Am letzten Sonntag im August findet in Wetzlar schon seit einigen Jahren der Lahnparklauf statt. Dieses Jahr war der VfL erstmalig mit zwei Läufern vertreten: Lena Ritzel über die 5km und Tobias Roth über die exakt sechsmal so lange Strecke von 30km.

Für Tobi war es gewissermaßen die Generalprobe für den in etwas mehr als einem Monat stattfindenden Marathon in Kassel. Sein Vorhaben war, etwas ruhiger loszulaufen, die zweite Hälfte zuzulegen und das Ziel möglichst nach 2:04h zu erreichen. Direkt nach dem Start warf er diesen Plan allerdings über den Haufen und lief deutlich zu schnell los. Nach 10km hatte er bereits etwa eine Minute Puffer, fühlte sich aber noch hervorragend und war zuversichtlich, das Tempo durchlaufen zu können.

Etwa zu diesem Zeitpunkt ging es für Lena auf die Strecke. Nach einer Saison voller Höhen und Tiefen geht es für sie jetzt darum, wieder konstante Leistungen zu bringen, um für die anstehenden Straßenläufe gerüstet zu sein. Die erste Hälfte des Rennens konnte sie mit den 10km-Läufern mitlaufen, am Wendepunkt nach 2,5km liefen diese aber weiter, sodass Lena die komplette zweite Rennhälfte alleine bewältigen musste. Durch die entgegendkommenden Läufer anderer Distanzen wurde es zudem nicht einfacher, sodass sie einige Sekunden verlor. „Bei verhaltenerem Anfang wäre sicher etwas mehr  drin gewesen, aber darum ging es heute nicht wirklich.
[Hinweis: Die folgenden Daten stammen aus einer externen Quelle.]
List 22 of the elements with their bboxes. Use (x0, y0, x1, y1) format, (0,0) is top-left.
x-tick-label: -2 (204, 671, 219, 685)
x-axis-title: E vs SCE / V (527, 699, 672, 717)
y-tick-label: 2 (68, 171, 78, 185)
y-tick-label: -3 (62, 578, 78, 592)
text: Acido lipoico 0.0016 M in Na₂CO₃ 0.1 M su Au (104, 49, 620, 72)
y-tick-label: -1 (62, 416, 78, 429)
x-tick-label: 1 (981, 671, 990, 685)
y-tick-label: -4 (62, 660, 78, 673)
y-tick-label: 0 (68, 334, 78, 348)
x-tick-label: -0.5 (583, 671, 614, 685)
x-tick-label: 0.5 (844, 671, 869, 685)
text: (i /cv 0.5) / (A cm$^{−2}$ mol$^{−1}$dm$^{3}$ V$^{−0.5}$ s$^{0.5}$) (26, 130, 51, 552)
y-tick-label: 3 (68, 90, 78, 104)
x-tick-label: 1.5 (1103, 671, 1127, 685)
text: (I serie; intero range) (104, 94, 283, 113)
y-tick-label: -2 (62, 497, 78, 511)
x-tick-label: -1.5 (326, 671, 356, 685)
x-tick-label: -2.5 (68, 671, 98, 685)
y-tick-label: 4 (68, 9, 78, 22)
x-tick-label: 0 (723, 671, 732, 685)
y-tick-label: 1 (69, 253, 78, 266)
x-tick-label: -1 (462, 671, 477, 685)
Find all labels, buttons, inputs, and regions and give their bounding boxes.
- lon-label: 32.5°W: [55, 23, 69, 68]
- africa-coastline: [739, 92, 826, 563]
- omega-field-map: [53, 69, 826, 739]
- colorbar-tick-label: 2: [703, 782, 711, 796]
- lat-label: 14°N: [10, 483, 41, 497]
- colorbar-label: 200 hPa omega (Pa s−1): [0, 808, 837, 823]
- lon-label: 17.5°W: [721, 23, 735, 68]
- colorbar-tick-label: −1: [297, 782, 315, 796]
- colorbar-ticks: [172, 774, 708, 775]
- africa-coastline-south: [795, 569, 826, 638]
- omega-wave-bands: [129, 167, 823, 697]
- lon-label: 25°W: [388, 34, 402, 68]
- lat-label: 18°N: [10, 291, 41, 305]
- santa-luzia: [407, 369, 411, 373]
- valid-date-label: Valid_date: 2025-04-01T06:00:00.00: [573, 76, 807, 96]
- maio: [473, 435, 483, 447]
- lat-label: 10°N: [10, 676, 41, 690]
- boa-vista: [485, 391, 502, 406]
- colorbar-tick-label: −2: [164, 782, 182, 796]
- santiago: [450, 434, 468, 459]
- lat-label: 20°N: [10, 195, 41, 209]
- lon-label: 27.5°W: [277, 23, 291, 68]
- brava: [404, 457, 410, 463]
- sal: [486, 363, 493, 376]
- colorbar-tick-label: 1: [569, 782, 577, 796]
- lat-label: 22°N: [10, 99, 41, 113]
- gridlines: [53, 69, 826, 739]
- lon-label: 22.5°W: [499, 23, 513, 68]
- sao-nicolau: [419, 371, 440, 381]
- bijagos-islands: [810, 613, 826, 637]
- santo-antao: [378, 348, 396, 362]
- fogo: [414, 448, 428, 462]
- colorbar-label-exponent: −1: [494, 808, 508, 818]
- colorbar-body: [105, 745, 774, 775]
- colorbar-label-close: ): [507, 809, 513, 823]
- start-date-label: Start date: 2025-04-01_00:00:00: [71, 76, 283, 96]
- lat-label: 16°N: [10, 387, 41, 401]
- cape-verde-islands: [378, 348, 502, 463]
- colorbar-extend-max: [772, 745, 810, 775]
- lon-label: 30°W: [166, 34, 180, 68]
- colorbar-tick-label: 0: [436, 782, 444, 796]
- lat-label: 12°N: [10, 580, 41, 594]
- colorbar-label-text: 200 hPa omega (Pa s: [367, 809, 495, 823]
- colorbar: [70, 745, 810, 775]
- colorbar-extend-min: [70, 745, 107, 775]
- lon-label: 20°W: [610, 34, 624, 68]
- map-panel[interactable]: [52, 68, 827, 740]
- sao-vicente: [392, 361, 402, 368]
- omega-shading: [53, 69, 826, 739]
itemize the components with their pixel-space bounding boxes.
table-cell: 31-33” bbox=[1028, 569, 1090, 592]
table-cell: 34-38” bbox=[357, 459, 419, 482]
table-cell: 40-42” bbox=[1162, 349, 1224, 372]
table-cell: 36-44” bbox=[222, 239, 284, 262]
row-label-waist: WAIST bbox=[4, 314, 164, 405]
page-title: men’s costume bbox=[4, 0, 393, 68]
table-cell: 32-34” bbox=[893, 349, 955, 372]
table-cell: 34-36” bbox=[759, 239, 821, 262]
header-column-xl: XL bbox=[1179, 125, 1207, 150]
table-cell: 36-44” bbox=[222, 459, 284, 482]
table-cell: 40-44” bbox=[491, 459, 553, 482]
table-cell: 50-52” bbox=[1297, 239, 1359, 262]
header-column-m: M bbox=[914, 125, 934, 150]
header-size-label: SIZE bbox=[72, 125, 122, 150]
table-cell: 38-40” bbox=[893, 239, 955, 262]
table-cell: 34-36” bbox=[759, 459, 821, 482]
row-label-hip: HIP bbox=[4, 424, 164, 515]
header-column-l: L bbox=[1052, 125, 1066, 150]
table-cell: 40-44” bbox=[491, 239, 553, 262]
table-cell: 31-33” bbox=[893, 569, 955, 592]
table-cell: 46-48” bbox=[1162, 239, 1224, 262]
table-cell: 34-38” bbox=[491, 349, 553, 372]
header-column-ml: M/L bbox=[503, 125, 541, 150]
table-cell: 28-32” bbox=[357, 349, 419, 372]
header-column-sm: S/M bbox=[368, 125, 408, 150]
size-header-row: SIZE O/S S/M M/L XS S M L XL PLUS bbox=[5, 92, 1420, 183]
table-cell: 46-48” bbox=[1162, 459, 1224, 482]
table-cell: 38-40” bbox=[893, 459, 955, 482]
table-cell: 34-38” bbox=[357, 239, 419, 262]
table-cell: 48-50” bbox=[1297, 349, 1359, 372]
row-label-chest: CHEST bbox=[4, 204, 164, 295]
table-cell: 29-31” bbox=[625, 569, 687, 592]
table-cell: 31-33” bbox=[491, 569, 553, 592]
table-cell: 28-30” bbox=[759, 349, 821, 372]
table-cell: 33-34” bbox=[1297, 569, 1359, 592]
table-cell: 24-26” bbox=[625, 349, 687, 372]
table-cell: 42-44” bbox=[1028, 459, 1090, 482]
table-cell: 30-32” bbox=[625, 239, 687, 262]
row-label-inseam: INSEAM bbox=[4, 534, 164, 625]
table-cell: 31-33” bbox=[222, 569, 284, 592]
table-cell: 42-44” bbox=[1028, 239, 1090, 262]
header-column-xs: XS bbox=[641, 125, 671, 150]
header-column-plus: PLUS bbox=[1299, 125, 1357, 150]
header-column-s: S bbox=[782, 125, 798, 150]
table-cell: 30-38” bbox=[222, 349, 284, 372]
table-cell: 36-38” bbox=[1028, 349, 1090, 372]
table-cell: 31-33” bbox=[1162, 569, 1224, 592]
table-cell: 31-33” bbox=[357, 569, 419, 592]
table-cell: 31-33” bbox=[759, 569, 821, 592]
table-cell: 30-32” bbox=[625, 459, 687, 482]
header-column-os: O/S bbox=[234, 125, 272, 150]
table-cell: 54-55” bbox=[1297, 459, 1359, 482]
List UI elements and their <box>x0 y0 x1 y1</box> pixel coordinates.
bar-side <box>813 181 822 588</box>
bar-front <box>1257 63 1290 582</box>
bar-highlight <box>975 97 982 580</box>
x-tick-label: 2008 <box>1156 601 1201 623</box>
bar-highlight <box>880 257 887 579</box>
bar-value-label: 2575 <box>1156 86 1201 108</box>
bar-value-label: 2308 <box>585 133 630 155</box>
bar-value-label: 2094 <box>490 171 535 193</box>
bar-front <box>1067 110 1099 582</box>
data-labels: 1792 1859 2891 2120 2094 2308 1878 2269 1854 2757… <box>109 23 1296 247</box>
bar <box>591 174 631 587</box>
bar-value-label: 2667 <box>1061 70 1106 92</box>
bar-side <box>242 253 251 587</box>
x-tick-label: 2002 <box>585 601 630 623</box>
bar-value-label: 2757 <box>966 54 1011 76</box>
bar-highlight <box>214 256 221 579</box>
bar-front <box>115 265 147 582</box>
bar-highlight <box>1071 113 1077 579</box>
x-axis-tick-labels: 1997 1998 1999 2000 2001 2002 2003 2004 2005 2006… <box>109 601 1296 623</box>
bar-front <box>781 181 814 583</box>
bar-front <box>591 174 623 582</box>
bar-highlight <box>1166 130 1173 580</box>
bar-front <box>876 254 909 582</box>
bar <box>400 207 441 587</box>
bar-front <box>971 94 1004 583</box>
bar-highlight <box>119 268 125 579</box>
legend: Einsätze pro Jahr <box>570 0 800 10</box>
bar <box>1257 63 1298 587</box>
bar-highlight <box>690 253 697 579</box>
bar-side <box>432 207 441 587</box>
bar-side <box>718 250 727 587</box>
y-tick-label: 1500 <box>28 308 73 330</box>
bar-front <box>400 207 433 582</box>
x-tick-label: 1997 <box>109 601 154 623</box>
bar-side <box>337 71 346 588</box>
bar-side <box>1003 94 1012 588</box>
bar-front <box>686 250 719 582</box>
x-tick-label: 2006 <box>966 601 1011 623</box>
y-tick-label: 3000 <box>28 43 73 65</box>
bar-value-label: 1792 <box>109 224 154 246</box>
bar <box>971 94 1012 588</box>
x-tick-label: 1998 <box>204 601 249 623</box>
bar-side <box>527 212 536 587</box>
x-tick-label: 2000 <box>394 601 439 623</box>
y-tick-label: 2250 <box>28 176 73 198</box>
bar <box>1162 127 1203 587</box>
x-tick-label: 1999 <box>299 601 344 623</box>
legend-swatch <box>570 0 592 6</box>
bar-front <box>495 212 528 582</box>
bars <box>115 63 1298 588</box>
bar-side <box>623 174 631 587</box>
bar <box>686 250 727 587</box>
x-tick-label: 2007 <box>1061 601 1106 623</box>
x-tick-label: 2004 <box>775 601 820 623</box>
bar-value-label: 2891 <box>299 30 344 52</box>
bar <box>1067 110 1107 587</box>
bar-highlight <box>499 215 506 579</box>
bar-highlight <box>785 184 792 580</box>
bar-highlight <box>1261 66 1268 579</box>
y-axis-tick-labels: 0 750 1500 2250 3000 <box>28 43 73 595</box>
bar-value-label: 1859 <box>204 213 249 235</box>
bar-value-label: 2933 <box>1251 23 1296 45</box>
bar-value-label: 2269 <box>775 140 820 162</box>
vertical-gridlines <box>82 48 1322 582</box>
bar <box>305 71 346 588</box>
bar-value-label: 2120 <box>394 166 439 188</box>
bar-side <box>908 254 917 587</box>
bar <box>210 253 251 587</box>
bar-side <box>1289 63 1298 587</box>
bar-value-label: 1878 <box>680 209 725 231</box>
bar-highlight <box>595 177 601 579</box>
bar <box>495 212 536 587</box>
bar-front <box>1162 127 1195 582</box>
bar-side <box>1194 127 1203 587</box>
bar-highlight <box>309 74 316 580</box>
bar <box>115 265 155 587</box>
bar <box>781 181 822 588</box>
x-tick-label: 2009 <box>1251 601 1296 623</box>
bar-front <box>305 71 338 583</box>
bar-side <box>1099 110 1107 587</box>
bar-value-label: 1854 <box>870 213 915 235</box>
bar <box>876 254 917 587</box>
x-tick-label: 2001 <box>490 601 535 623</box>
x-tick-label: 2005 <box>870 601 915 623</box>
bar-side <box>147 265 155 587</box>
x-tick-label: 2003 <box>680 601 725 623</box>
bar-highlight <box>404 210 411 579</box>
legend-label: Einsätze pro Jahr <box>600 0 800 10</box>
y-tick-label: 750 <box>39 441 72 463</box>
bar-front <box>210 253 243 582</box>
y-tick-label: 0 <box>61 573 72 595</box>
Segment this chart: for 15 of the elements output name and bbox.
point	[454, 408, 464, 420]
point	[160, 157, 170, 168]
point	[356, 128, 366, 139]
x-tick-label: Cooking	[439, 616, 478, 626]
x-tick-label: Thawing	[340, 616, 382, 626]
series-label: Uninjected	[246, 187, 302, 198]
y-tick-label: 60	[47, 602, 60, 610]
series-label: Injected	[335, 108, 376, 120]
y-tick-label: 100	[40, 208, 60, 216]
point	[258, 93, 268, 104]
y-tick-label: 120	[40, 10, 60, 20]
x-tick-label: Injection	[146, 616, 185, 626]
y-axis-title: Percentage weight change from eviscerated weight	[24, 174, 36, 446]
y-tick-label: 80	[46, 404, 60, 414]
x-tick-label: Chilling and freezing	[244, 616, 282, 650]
Die Zeit von 18:40min ist Durchschnitt, am wichtigsten ist aber, dass ich keine muskulären Probleme hatte und sauber durchlaufen konnte. Der Lauf heute fällt in die Kategorie „gutes Training“ und demnächst kann ich dann hoffentlich wieder richtig angreifen“, resümierte sie im Ziel.

Tobi war gut  fünfmal so lange unterwegs wie Lena, als er erstmals zu spüren bekam, wie lang 30km werden können: „Während ich mich zum letzten Mal verpflegen wollte, habe ich so heftige Seitenstiche und Magenkrämpfe bekommen, dass ich kaum noch gehen konnte. An Laufen war also für die letzten Kilometer nicht mehr zu denken, sodass ich schlussendlich etwa 20min verloren habe.“ Natürlich war der Ärger im Ziel erstmal groß – nur 15min hatten noch bis ins Ziel gefehlt -, letztendlich hat der Lauf somit seinen Zweck aber in Gänze erfüllt: Tobi weiß jetzt, dass er auf keinen Fall zu schnell loslaufen darf und kann somit voller Zuversicht in Richtung Kassel blicken.